The dim room seemed swarming with particles of brilliant light moving and whirling like clouds of gnats. I guess they were not really there but only prickles of weariness swimming in the fluid of my eyes, but they were very convincing. And it did seem true that a glow came from my daughter Ellen, not only from the white of her gown but from her skin as well. I could see her face and I should not have been able to in the darkened room. It seemed to me that it was not a little girl’s face at all—nor was it old, but it was mature and complete and formed. Her lips closed firmly, which they did not normally do.

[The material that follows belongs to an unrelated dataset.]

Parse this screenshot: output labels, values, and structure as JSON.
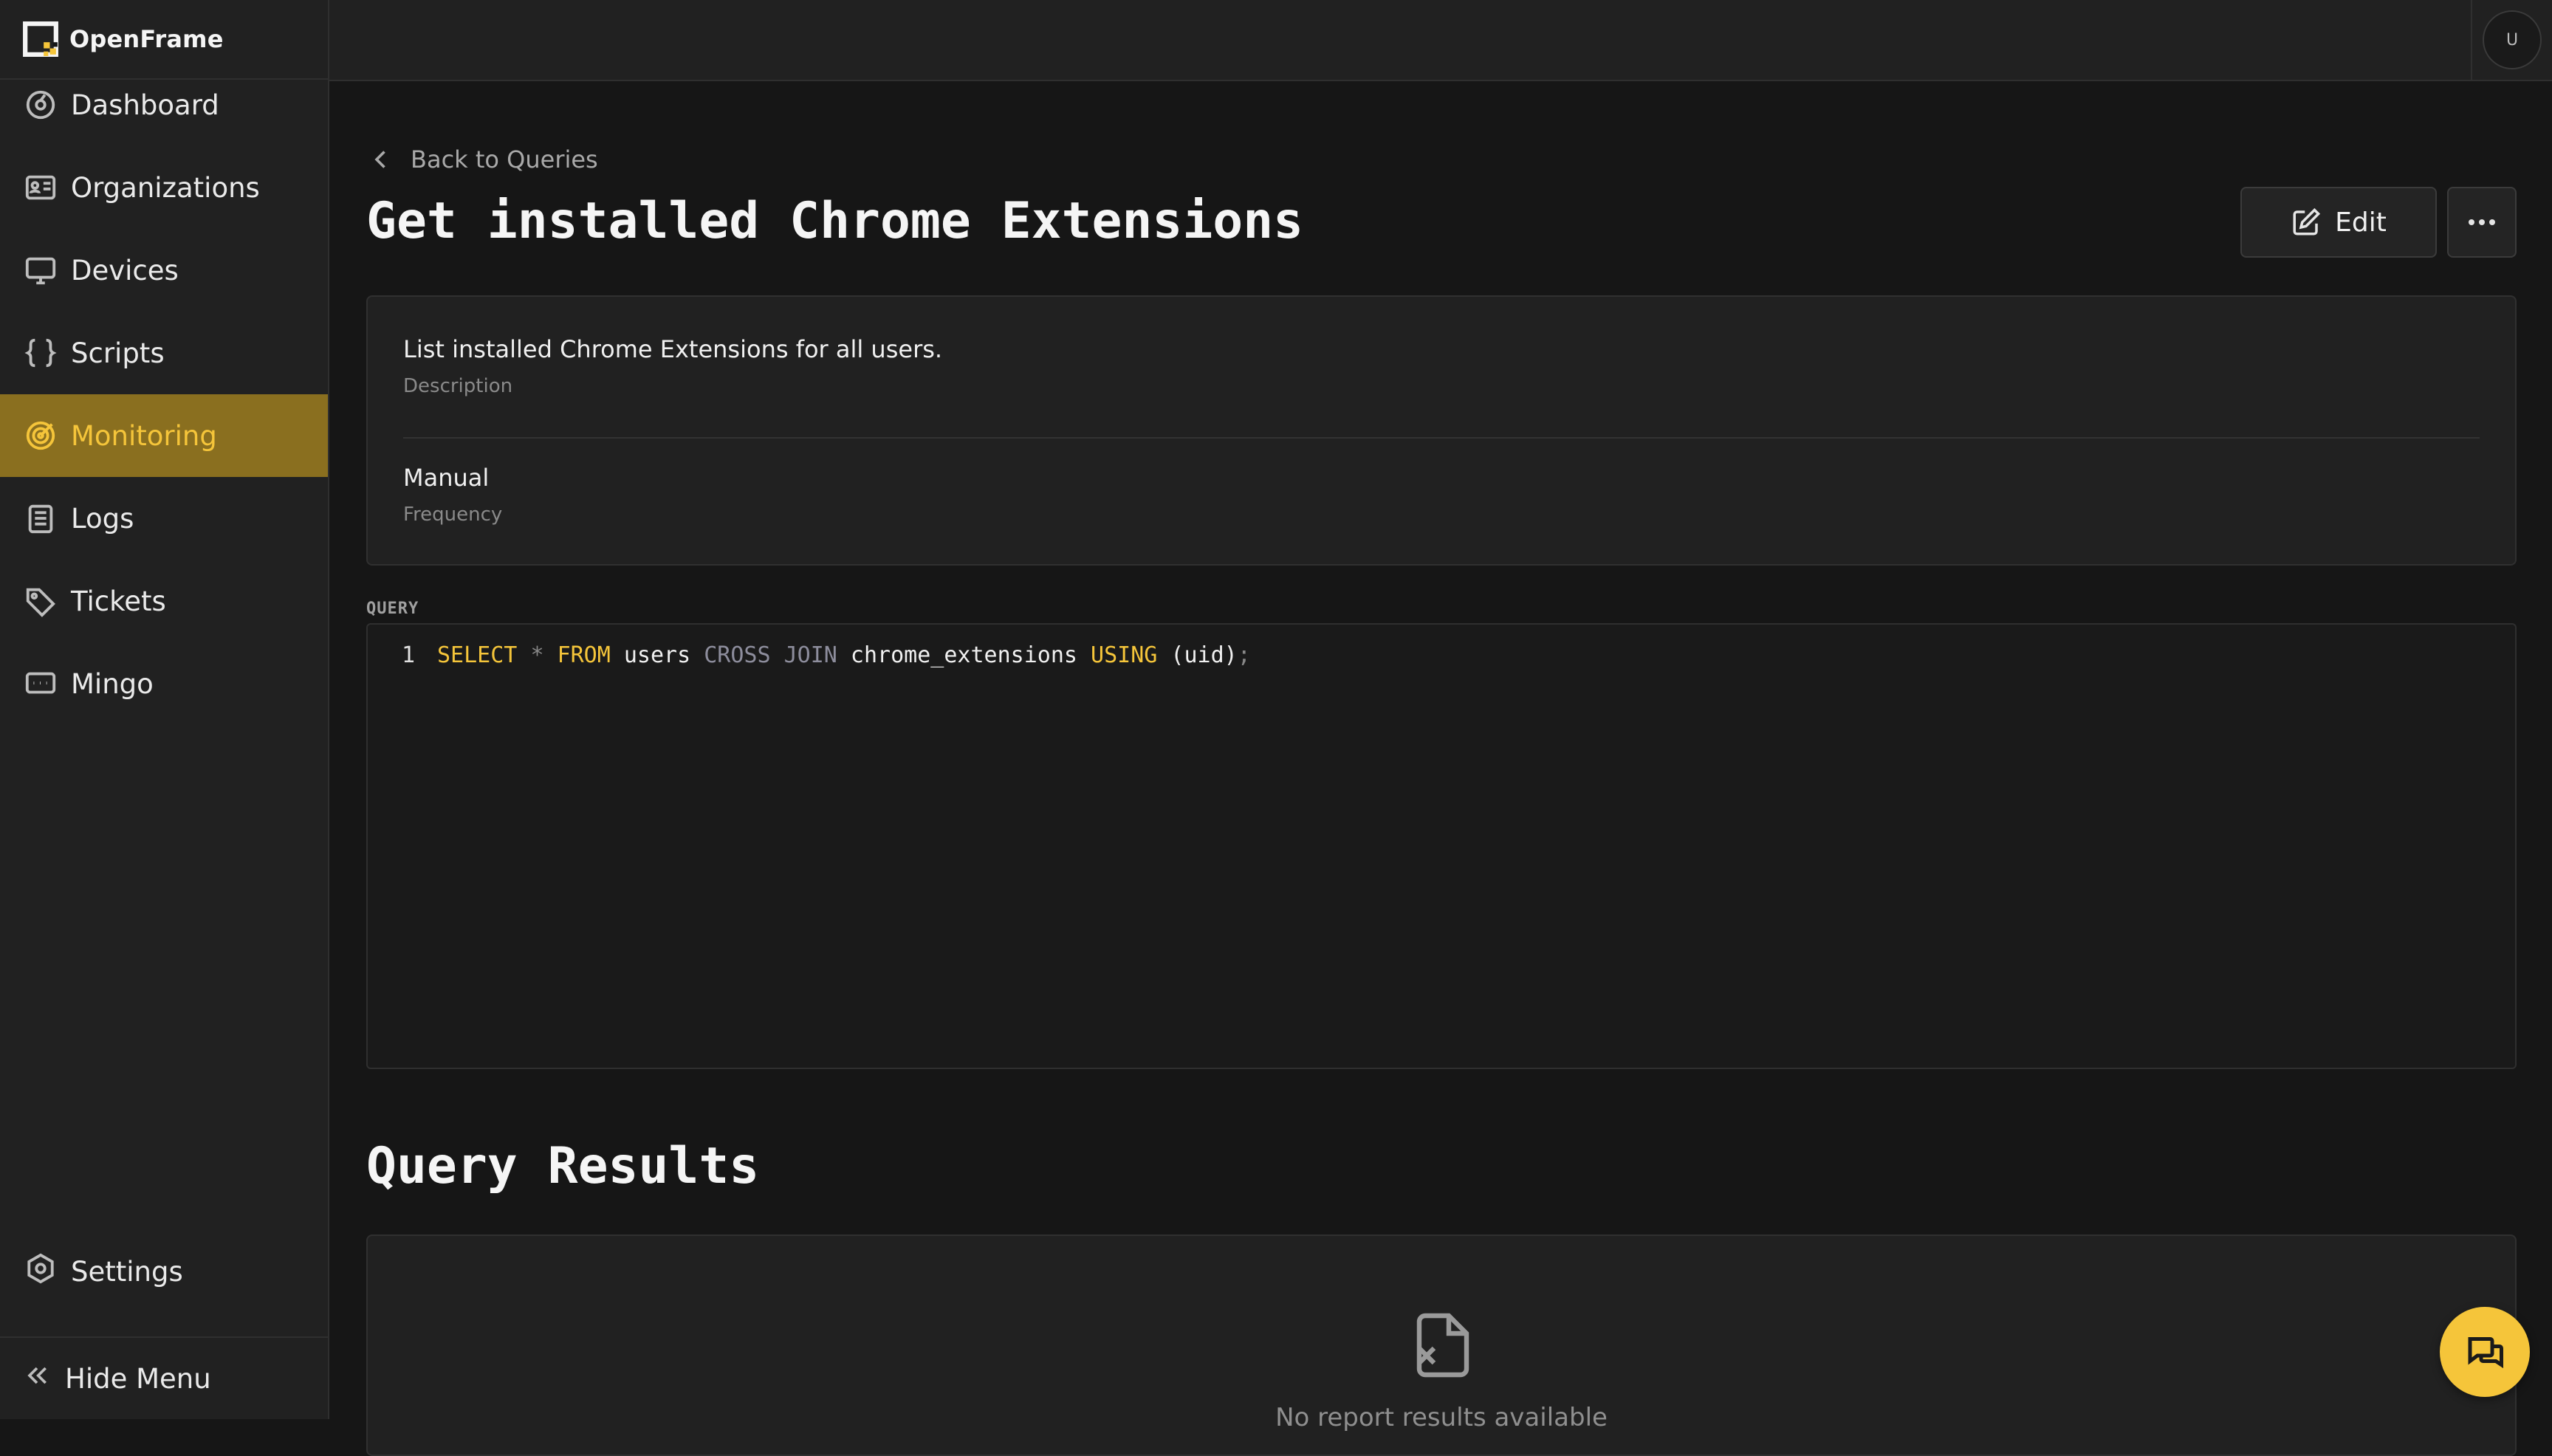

After a time Ellen put the talisman firmly and precisely back in its place and she closed the glass-fronted case and twisted the brass key that kept it closed. Then she turned and walked past my chair and up the stairs. Two things I may have imagined—one, that she did not walk like a child but like a fulfilled woman, and second, that as she went the luminescence drained away from her. These may be impressions, children of my mind, but a third thing is not. As she ascended the stairs, there was no creak of wood. She must have been walking near to the wall, where the treads do not complain.

In a few moments I followed her and found her in her bed, asleep and properly covered. She breathed through her mouth and her face was a sleeping child’s face.

On compulsion I went down the stairs again and opened the glass case. I took the mound in my hands. It was warm from Ellen’s body. As I had done in childhood, I traced the endless flowing form with my forefingertip and I took comfort in it. I felt close to Ellen because of it.